5) Women in rich countries tend to be overrepresented in the bottom of the income distribution – and underrepresented at the top
Another way to look at cross-country gender inequalities in earnings is to focus on the share of women among low-pay earners. This is shown in the chart below. Here, 'low-pay' refers to workers earning less than two-thirds of the median (i.e. the middle) of the earnings distribution.
A share above 50% implies that women are 'overrepresented', in the sense that among those with low wages, there are more women than men.
The fact that women in rich countries are overrepresented in the bottom of the income distribution goes together with the fact that working women in these countries are overrepresented in low-paying occupations. This is also crucial to understand the pay gap: occupational choice is a key contributor to the observed inequalities.

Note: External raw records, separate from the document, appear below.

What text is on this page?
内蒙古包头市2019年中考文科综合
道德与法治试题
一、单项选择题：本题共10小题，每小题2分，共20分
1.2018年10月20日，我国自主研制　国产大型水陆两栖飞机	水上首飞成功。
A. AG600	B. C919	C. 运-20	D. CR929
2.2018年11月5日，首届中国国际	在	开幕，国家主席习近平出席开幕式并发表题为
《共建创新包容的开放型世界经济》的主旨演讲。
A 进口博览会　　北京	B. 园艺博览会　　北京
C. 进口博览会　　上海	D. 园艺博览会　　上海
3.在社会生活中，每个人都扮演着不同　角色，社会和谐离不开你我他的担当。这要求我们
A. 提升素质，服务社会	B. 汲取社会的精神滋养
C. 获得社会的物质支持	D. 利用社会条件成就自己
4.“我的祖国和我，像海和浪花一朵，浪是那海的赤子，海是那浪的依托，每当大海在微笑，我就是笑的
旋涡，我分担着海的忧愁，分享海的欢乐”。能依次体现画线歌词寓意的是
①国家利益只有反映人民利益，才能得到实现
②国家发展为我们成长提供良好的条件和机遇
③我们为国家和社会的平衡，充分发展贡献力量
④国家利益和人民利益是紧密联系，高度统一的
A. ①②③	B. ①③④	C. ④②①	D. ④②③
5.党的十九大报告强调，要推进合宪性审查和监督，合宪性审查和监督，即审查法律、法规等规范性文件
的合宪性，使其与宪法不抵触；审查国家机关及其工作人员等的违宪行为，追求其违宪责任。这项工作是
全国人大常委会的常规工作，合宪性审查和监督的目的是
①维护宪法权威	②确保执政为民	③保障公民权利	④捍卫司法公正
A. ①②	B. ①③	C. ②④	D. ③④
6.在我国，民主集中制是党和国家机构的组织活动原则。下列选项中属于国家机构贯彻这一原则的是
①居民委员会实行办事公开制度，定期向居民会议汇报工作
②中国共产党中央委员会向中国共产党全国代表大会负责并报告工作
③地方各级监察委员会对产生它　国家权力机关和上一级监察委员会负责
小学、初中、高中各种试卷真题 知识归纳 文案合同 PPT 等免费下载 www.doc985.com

A similar analysis at the opposite tail of the distribution is also insightful. The following chart shows, for the UK, the share of women at different brackets of the income distribution across time.
Here we can see that among those with high incomes, women are a minority in the UK. However, the representation of women at the top of the income distribution has been increasing over time.
Notice also that the rate of increase in the proportion of high-income women in the UK is smaller within the very top income groups. This is usually interpreted as sign of the 'glass ceiling' in female earnings, and is actually a pattern that is observed in other countries too. In the US, for example, the gender pay gap declined much more slowly at the top of the wage distribution than at the middle or bottom.
Percentage of women in top income groups, UK, 1997 to 2001 - Atkinson, Casarico and Voitchovsky (2014)2
6) The gender pay gap is smaller in middle-income countries – which tend to be countries with low labor force participation of women
The following scatter plot shows available ILO estimates on the gender pay gap (vertical axis) vs GDP per capita (on a logarithmic scale along the horizontal axis). As we can see there is a weak positive correlation between GDP per capita and the gender pay gap. However, the chart shows that the relationship is not really linear. Actually, middle-income countries tend to have the smallest pay gap.
The fact that middle-income countries have low gender wage gaps is, to a large extent, the result of selection of women into employment. Olivetti and Petrongolo (2008)3 explain it as follows: “if women who are employed tend to have relatively high‐wage characteristics, low female employment rates may become consistent with low gender wage gaps simply because low‐wage women would not feature in the observed wage distribution.”
Olivetti and Petrongolo (2008) show that this pattern holds in the data: unadjusted gender wage gaps across countries tend to be negatively correlated with gender employment gaps. That is, the gender pay gaps tend to be smaller where relatively fewer women participate in the labor force.
So, rather than reflect greater equality, the lower wage gaps observed in some countries could indicate that only women with certain characteristics – for instance, with no husband or children – are entering the workforce.